As I write, the P5 +1 (That’s the USA, Russia, China, the UK, France plus Germany) are meeting in Baghdad with diplomats from Iran to explore a potential agreement over Iran’s nuclear program. From what we know in press reports, the deal on the table would have Iran stop its uranium enrichment program, and instead outside suppliers would provide Iran with lower enriched uranium necessary for power production, but not useful for weapons. If Iran accepts, there will be some confidence building measures, leading potentially to the loosening some sanctions down the road. There are a few ins and outs, but that’s the crux of what the USA and others see as a near term diplomatic solution to this crisis.

The stakes are high. The alternatives to the diplomatic route: do nothing or bomb Iran are not really options at all.

For one, nuclear proliferation is an inherently dangerous thing — no matter who does the proliferating. If Iran develops and tests a nuclear weapon, it may inspire other countries in the region to get their own bomb. A nuclear-armed Saudi Arabia does not exactly strike me as promoting global peace and security.
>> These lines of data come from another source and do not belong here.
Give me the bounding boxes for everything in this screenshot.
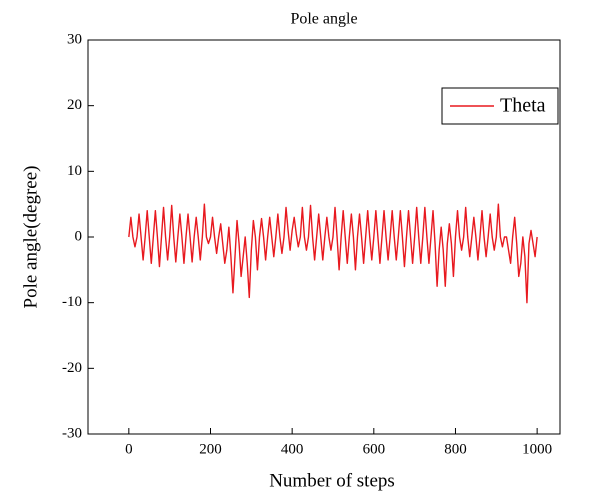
- chart-title: Pole angle: [290, 11, 357, 28]
- y-tick-label: 0: [75, 228, 83, 244]
- data-line: [128, 203, 538, 304]
- y-tick-label: -20: [62, 360, 82, 376]
- y-tick-label: 10: [67, 163, 82, 179]
- x-tick-label: 800: [444, 441, 467, 457]
- x-tick-label: 1000: [522, 441, 552, 457]
- y-tick-label: 20: [67, 97, 82, 113]
- y-tick-label: -30: [62, 425, 82, 441]
- x-tick-label: 600: [363, 441, 386, 457]
- x-tick-label: 200: [199, 441, 222, 457]
- y-tick-label: -10: [62, 294, 82, 310]
- x-tick-label: 0: [125, 441, 133, 457]
- y-axis-label: Pole angle(degree): [20, 166, 41, 309]
- legend-label: Theta: [500, 95, 546, 117]
- x-axis-label: Number of steps: [269, 470, 395, 491]
- x-tick-label: 400: [281, 441, 304, 457]
- y-tick-label: 30: [67, 31, 82, 47]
On the other hand, a US or Israeli strike against Iranian nuclear sites (which military officials agree would probably not even be effective) could provoke a wider regional battle. No really knows what could happen next. But Iran would almost certainly hit back, possibly “asymmetrically” (i.e. tapping into terrorist networks). An already volatile region would be thrust deeper into instability and insecurity.

So, that leaves the only option of diplomacy, which is why the stakes are so high in Baghdad. On a conference call yesterday, two experts: former UN Ambassador Thomas Pickering and Vali Nasr expressed some guarded optimism for this latest round of talks. Both see a window of opportunity now for the outlines of an agreement to take hold. Let’s hope they are correct–the consequences of diplomatic failure are too great.